Denn dazu gehört auch, sich in einer völlig veränderten Welt vorzunehmen, Maßstäbe für die Rolle Deutschlands im Kampf der Kräfte zu definieren. In dieser Zeitenwende, einem Zeitenbruch, einer epochalen Veränderung. Und zwar in dem, was Willy Brandt schon das „große Gespräch der Gesellschaft“ nannte, mit Experten, aber eben nicht nur, sondern auch den Bürgern.

Zusammenarbeit mit Autokraten wird erklärungsbedürftiger

Putin fordert uns doch dazu heraus. Denn auf der Basis wertegeleiteter Außenpolitik, die die Bundesregierung explizit machen will, wird Zusammenarbeit mit Autokraten umso erklärungsbedürftiger. Es kann zum Beispiel gut sein, dass sich die Gesellschaft in Verzicht wird üben müssen.

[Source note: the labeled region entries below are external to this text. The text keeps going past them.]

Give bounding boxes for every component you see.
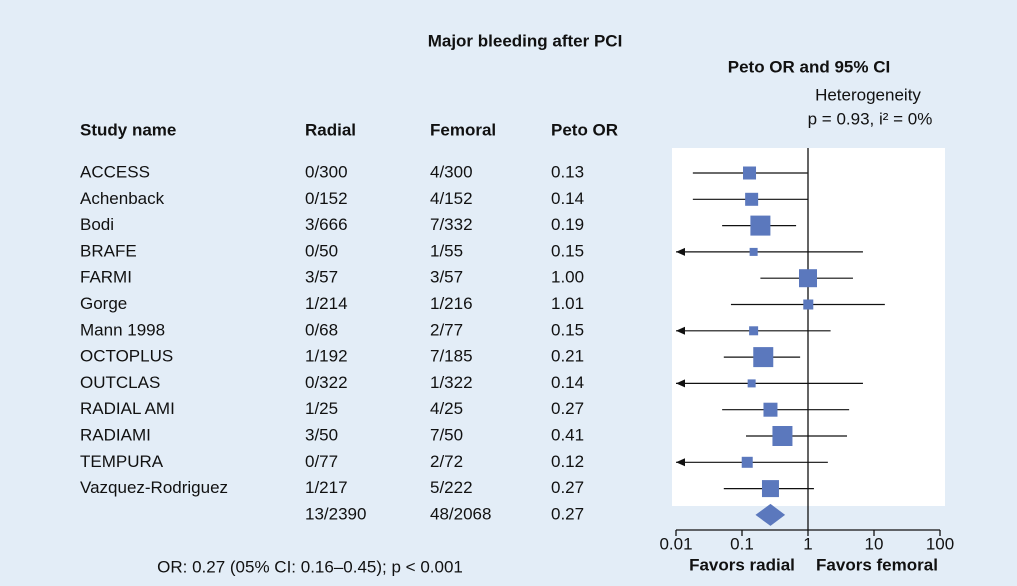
point-estimate [749,326,759,336]
radial-count: 0/77 [305,452,338,471]
radial-count: 1/214 [305,294,348,313]
femoral-count: 4/25 [430,399,463,418]
study-name: Bodi [80,215,114,234]
peto-or: 0.14 [551,373,584,392]
radial-count: 1/192 [305,347,348,366]
radial-count: 1/217 [305,478,348,497]
point-estimate [749,247,758,256]
femoral-count: 1/55 [430,241,463,260]
pooled-diamond [755,503,786,526]
femoral-count: 3/57 [430,268,463,287]
peto-or: 0.15 [551,320,584,339]
femoral-count: 2/72 [430,452,463,471]
femoral-count: 7/185 [430,347,473,366]
radial-count: 13/2390 [305,504,366,523]
femoral-count: 4/152 [430,189,473,208]
header: Radial [305,120,356,139]
study-name: FARMI [80,268,132,287]
x-tick-label: 10 [865,534,884,553]
ci-arrow [676,247,685,256]
femoral-count: 1/322 [430,373,473,392]
x-tick-label: 0.1 [730,534,754,553]
peto-or: 0.13 [551,162,584,181]
radial-count: 3/50 [305,425,338,444]
radial-count: 1/25 [305,399,338,418]
point-estimate [772,426,793,446]
radial-count: 0/322 [305,373,348,392]
study-name: BRAFE [80,241,137,260]
heterogeneity-stat: p = 0.93, i² = 0% [808,109,933,128]
ci-arrow [676,326,685,335]
femoral-count: 5/222 [430,478,473,497]
heterogeneity-label: Heterogeneity [815,85,921,104]
point-estimate [799,269,817,288]
peto-or: 1.01 [551,294,584,313]
header: Study name [80,120,176,139]
favors-left: Favors radial [689,555,795,574]
peto-or: 0.19 [551,215,584,234]
chart-title: Major bleeding after PCI [428,31,623,50]
peto-or: 0.27 [551,504,584,523]
study-name: OCTOPLUS [80,347,173,366]
peto-or: 0.15 [551,241,584,260]
subtitle: Peto OR and 95% CI [728,57,890,76]
point-estimate [747,379,756,388]
study-name: RADIAMI [80,425,151,444]
femoral-count: 1/216 [430,294,473,313]
peto-or: 0.14 [551,189,584,208]
header: Femoral [430,120,496,139]
point-estimate [753,347,774,368]
peto-or: 0.27 [551,399,584,418]
study-name: OUTCLAS [80,373,160,392]
x-tick-label: 100 [926,534,954,553]
radial-count: 3/57 [305,268,338,287]
footnote: OR: 0.27 (05% CI: 0.16–0.45); p < 0.001 [157,557,463,576]
femoral-count: 48/2068 [430,504,491,523]
femoral-count: 7/50 [430,425,463,444]
ci-arrow [676,458,685,467]
point-estimate [743,166,757,180]
ci-arrow [676,379,685,388]
radial-count: 0/50 [305,241,338,260]
radial-count: 0/300 [305,162,348,181]
radial-count: 0/152 [305,189,348,208]
point-estimate [741,456,753,468]
femoral-count: 2/77 [430,320,463,339]
study-name: Achenback [80,189,165,208]
study-name: Gorge [80,294,127,313]
peto-or: 0.41 [551,425,584,444]
point-estimate [761,480,779,498]
point-estimate [750,215,771,236]
point-estimate [803,299,814,310]
study-name: Mann 1998 [80,320,165,339]
favors-right: Favors femoral [816,555,938,574]
x-tick-label: 0.01 [659,534,692,553]
femoral-count: 7/332 [430,215,473,234]
header: Peto OR [551,120,618,139]
point-estimate [763,402,778,417]
femoral-count: 4/300 [430,162,473,181]
peto-or: 1.00 [551,268,584,287]
x-tick-label: 1 [803,534,812,553]
radial-count: 0/68 [305,320,338,339]
point-estimate [745,192,759,206]
study-name: Vazquez-Rodriguez [80,478,228,497]
peto-or: 0.21 [551,347,584,366]
peto-or: 0.27 [551,478,584,497]
study-name: ACCESS [80,162,150,181]
radial-count: 3/666 [305,215,348,234]
study-name: RADIAL AMI [80,399,175,418]
study-name: TEMPURA [80,452,164,471]
peto-or: 0.12 [551,452,584,471]
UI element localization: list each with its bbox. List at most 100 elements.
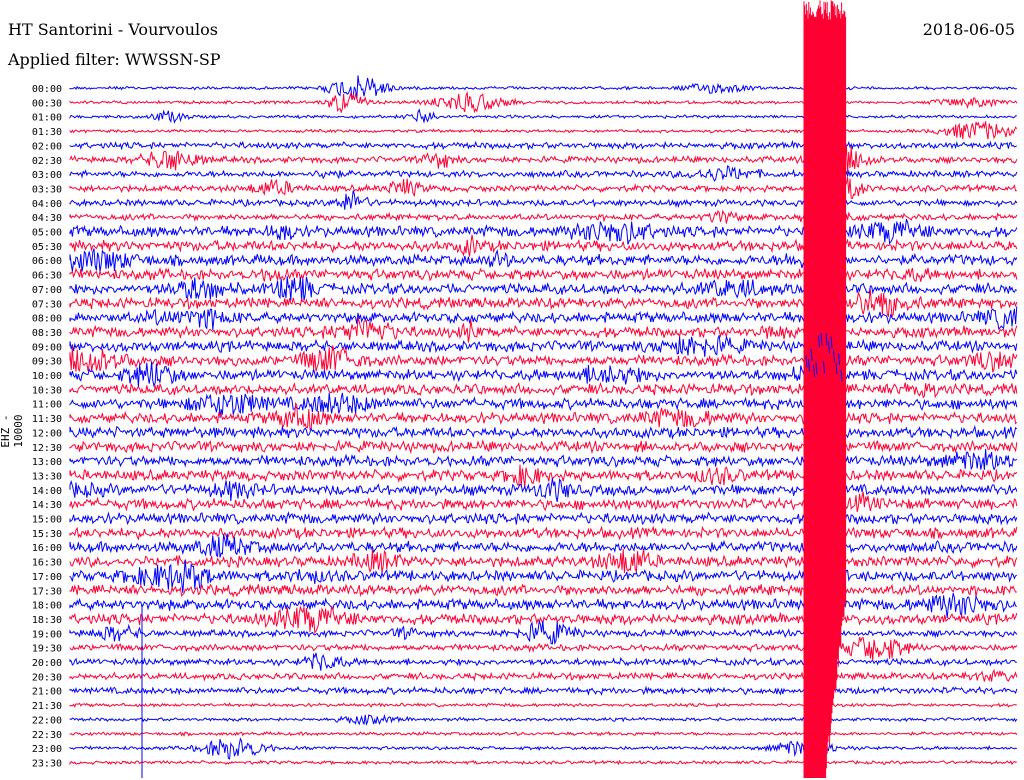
row-time-label: 09:00 <box>32 342 62 353</box>
row-time-label: 11:30 <box>32 414 62 425</box>
trace-row <box>69 233 1018 260</box>
row-time-label: 04:30 <box>32 213 62 224</box>
row-time-label: 18:00 <box>32 601 62 612</box>
trace-row <box>69 548 1018 574</box>
row-time-label: 22:00 <box>32 715 62 726</box>
row-time-label: 23:00 <box>32 744 62 755</box>
row-time-label: 04:00 <box>32 199 62 210</box>
trace-row <box>69 619 1018 646</box>
trace-row <box>69 737 1017 760</box>
trace-row <box>69 559 1017 593</box>
row-time-label: 18:30 <box>32 615 62 626</box>
earthquake-coda <box>805 333 843 382</box>
row-time-label: 07:30 <box>32 299 62 310</box>
row-time-label: 08:00 <box>32 314 62 325</box>
trace-row <box>69 75 1017 100</box>
trace-row <box>69 335 1018 357</box>
trace-row <box>69 121 1018 140</box>
row-time-label: 12:00 <box>32 428 62 439</box>
row-time-label: 17:30 <box>32 586 62 597</box>
row-time-label: 13:00 <box>32 457 62 468</box>
trace-row <box>69 424 1018 441</box>
row-time-label: 20:30 <box>32 672 62 683</box>
row-time-label: 20:00 <box>32 658 62 669</box>
trace-row <box>69 381 1018 399</box>
trace-row <box>69 248 1018 272</box>
row-time-label: 05:00 <box>32 228 62 239</box>
trace-row <box>69 685 1018 697</box>
trace-row <box>69 317 1018 343</box>
trace-row <box>69 392 1018 418</box>
row-time-label: 05:30 <box>32 242 62 253</box>
row-time-label: 15:00 <box>32 515 62 526</box>
row-time-label: 03:30 <box>32 184 62 195</box>
trace-row <box>69 592 1017 619</box>
trace-row <box>69 139 1017 151</box>
row-time-label: 07:00 <box>32 285 62 296</box>
row-time-label: 19:30 <box>32 644 62 655</box>
trace-row <box>69 176 1017 200</box>
trace-row <box>69 108 1017 124</box>
station-title: HT Santorini - Vourvoulos <box>8 20 218 39</box>
trace-row <box>69 289 1018 319</box>
trace-row <box>69 652 1017 671</box>
trace-row <box>69 533 1018 558</box>
trace-row <box>69 478 1018 502</box>
trace-row <box>69 713 1018 726</box>
trace-row <box>69 511 1018 526</box>
trace-row <box>69 90 1018 114</box>
earthquake-signal <box>803 0 847 778</box>
trace-row <box>69 448 1018 471</box>
trace-row <box>69 636 1018 661</box>
row-time-label: 22:30 <box>32 730 62 741</box>
row-time-label: 06:30 <box>32 271 62 282</box>
row-time-label: 01:00 <box>32 113 62 124</box>
trace-row <box>69 219 1018 245</box>
row-time-label: 08:30 <box>32 328 62 339</box>
record-date: 2018-06-05 <box>922 20 1015 39</box>
row-time-label: 01:30 <box>32 127 62 138</box>
trace-row <box>69 464 1018 488</box>
row-time-label: 02:30 <box>32 156 62 167</box>
row-time-label: 06:00 <box>32 256 62 267</box>
trace-row <box>69 759 1017 766</box>
row-time-label: 10:30 <box>32 385 62 396</box>
trace-row <box>69 730 1018 737</box>
trace-row <box>69 438 1018 455</box>
trace-row <box>69 165 1018 182</box>
row-time-label: 16:30 <box>32 558 62 569</box>
trace-row <box>69 266 1018 282</box>
row-time-label: 10:00 <box>32 371 62 382</box>
row-time-label: 13:30 <box>32 471 62 482</box>
trace-row <box>69 206 1018 230</box>
trace-row <box>69 491 1018 513</box>
trace-row <box>69 345 1018 373</box>
row-time-label: 09:30 <box>32 357 62 368</box>
trace-row <box>69 276 1018 302</box>
row-time-label: 23:30 <box>32 758 62 769</box>
row-time-label: 00:30 <box>32 98 62 109</box>
row-time-label: 11:00 <box>32 400 62 411</box>
trace-row <box>69 401 1018 431</box>
trace-row <box>69 525 1018 541</box>
row-time-label: 16:00 <box>32 543 62 554</box>
trace-row <box>69 583 1017 598</box>
row-time-label: 17:00 <box>32 572 62 583</box>
row-time-label: 19:00 <box>32 629 62 640</box>
row-time-label: 21:00 <box>32 687 62 698</box>
row-time-label: 21:30 <box>32 701 62 712</box>
trace-row <box>69 145 1018 174</box>
row-time-label: 15:30 <box>32 529 62 540</box>
trace-row <box>69 702 1017 709</box>
row-time-label: 02:00 <box>32 141 62 152</box>
trace-row <box>69 668 1018 682</box>
row-time-label: 00:00 <box>32 84 62 95</box>
row-time-label: 12:30 <box>32 443 62 454</box>
trace-row <box>69 361 1018 388</box>
trace-row <box>69 306 1018 330</box>
trace-row <box>69 190 1018 210</box>
filter-label: Applied filter: WWSSN-SP <box>8 50 221 69</box>
row-time-label: 14:00 <box>32 486 62 497</box>
row-time-label: 03:00 <box>32 170 62 181</box>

Auch die Vorstellungen vom „Wandel durch Handel“ und „Wandel durch Annäherung“ sind, was ihre Erfolge angeht, überholungsbedürftig. Es geht also um Maßstäbe, die halten, gerade in diesen Zeiten und für das, was da sonst noch alles kommt. Putin ist so gesehen nur eine Chiffre. Die kann bald auch Xi Jinping heißen, und zwar für die Neuvermessung des Verhältnisses zum autokratischen China.

Deutschland, als zweitgrößter Geldgeber der Vereinten Nationen, als einer der größten Truppensteller der Nato und als viertgrößte Volkswirtschaft der Welt, ist von der Spitze angefangen herausgefordert. Was uns historische Verantwortung wert sei, hat der ukrainische Präsident im Bundestag gefragt. Dieser Teil der Antwort ist klar: Aus Verantwortung wird Verpflichtung – auch die Pflicht zur Selbstvergewisserung, die nicht zuletzt.

Der Bundespräsident kann es, nein, sollte es in seiner Funktion als „Integrationsagentur des Staates“ vormachen. Integrativ wirkt, wer Fragen stellt und eigenes Tun rückblickend infrage stellt; das hilft beim Vorausblick. Aus Orientierung entsteht Ethos. Deutschland braucht Mut zu beidem.